Other concerns developed as Democratic lawmakers constructed a counterproposal which called into question the comity which paraded itself before the nation on cable TV stations last Thursday at the conclusion of the Paulson/Bernanke sit down with the Congressional chieftains late that day. The Democratic proposal would give the Federal government a larger stake in the financial business as it would make the government an equity participant of any firm from which it buys damaged assets. It would also limit compensation of CEOs at aided companies. That will certainly hold down the number of firms which will opt in to this structure.
I chatted once again with a money market trader who notes that the mood in his market is disappointment and concern. Participants in that market are concerned that the partisan bickering will put the rescue plan at risk and that we could have a reprise of last Thursday when palpable fear held the money markets aloft in suspended animation.
Bank names, other financials and quasi financials as well as ASB issuers are tainted and have a difficult time trading for terms of more than a week or so. Certain pristine names in this sector enjoy an enormous advantage. Nestle, General Mills and Hewlett Packard are among the names which enjoy cheap financing.
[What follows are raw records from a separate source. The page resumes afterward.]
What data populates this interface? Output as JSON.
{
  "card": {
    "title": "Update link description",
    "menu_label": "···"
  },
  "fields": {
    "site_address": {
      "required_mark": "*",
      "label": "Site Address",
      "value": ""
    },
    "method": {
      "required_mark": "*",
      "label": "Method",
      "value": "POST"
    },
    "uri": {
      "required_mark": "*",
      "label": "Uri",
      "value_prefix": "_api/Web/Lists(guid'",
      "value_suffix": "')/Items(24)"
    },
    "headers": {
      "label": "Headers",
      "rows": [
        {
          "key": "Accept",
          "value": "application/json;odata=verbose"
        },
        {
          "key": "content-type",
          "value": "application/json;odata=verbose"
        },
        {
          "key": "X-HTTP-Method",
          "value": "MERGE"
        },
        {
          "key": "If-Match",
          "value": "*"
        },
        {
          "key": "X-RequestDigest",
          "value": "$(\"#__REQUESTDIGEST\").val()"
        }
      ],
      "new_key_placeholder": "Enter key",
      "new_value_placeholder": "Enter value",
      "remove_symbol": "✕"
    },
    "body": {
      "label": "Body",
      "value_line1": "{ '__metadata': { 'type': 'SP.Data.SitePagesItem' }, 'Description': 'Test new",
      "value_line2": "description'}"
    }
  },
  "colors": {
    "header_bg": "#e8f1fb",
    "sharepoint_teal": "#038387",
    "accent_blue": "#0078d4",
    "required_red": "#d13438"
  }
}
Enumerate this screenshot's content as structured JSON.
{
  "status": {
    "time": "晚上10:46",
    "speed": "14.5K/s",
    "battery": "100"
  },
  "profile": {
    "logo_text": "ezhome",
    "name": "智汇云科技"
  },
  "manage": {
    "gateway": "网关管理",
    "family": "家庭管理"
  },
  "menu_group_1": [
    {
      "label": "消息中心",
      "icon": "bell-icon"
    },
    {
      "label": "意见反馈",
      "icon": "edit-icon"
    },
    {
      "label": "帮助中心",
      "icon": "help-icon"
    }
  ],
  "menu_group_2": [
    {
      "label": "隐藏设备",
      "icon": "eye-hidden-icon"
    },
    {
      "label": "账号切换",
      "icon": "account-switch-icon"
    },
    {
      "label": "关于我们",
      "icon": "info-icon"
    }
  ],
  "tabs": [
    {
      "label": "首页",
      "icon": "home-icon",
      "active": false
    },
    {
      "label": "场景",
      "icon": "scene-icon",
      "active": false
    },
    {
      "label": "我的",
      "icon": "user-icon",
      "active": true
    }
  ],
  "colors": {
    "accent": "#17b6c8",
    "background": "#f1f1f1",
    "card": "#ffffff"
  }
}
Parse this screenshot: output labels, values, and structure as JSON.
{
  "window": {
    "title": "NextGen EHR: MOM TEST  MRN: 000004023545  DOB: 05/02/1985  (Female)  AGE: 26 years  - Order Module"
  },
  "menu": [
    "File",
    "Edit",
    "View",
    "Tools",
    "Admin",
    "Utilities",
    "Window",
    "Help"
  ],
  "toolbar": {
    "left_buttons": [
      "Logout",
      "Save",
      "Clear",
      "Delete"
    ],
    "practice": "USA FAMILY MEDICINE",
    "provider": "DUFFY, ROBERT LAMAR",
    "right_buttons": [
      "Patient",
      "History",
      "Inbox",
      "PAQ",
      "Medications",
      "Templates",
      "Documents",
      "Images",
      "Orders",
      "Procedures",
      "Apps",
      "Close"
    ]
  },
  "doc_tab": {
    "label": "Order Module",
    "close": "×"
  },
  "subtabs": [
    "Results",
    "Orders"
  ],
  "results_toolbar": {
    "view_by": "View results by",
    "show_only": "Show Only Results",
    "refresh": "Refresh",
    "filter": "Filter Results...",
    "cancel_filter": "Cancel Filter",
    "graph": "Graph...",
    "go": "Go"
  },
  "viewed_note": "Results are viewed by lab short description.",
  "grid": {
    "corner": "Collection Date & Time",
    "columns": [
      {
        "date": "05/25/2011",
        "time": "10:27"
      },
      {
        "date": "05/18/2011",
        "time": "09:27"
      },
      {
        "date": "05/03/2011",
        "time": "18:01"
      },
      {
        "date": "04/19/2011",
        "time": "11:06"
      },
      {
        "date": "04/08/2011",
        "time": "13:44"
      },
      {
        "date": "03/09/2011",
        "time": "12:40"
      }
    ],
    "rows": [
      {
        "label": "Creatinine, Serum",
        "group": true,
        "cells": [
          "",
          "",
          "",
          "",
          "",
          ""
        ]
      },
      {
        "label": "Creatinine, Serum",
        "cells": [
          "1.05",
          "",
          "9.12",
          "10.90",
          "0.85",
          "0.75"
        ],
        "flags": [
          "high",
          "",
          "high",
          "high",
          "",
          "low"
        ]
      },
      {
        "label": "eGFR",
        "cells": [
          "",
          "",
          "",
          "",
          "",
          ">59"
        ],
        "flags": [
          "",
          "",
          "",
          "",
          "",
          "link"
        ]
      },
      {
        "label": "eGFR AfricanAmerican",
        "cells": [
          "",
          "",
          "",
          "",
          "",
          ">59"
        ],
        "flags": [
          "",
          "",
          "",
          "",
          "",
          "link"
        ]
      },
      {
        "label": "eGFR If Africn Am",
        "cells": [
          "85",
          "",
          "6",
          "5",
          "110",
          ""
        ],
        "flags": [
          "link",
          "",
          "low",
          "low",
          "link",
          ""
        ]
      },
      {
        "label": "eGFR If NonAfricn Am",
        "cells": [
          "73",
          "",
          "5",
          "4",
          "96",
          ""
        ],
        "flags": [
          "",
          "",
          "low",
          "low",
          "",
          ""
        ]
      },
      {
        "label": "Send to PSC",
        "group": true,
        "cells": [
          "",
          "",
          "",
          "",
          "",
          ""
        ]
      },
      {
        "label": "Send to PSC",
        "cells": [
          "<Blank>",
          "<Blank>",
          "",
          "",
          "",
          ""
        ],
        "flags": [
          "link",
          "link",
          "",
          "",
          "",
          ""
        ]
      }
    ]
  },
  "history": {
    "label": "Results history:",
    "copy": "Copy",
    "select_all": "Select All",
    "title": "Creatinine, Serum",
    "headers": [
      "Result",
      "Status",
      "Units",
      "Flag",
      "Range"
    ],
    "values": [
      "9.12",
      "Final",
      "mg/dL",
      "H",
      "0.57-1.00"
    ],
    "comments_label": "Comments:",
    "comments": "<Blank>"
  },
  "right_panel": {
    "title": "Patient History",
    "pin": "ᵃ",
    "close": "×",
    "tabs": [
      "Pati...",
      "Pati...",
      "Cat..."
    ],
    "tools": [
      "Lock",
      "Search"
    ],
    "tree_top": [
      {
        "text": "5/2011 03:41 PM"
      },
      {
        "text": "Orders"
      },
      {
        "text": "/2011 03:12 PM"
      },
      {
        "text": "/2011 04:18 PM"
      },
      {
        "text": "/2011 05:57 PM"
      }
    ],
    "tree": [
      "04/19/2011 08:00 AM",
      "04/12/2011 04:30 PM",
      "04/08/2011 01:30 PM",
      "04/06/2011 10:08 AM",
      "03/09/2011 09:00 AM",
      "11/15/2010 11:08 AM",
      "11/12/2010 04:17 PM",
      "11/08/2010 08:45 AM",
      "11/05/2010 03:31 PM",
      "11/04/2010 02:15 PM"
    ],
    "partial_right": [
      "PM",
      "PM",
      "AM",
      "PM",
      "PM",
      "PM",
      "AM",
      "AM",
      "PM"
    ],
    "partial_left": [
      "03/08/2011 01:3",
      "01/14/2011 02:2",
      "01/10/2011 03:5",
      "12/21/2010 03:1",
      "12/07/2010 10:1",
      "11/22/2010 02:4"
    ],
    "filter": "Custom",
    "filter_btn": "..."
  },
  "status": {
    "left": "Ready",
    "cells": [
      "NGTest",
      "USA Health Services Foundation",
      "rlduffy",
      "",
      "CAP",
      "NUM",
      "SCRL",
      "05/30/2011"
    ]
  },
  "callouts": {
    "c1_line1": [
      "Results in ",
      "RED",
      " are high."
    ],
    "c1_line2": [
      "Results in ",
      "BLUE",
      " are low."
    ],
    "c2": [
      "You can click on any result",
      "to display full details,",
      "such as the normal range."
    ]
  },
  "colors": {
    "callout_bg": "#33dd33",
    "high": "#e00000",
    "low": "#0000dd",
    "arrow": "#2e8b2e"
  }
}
One last thought on the money funds. Withdrawals were so large and so unprecedented last week that fear of a repeat of that situation has some of those players on the side lines.
The MBS market weakened today with FNMA 5s ½ point cheaper to swaps. FNMA 5 1/2s were 12 ticks wider to swaps. There was concentrated selling which resulted from credit issues related to the Lehman bankruptcy.
Swap spreads were 3 ½ basis points wider in the 2 year sector, 2 basis points wider in the 5 year sector and 1 ½ basis points in the 10 year sector.
Mortgage servicers bought short dated volatility and established curve flatteners as hedges.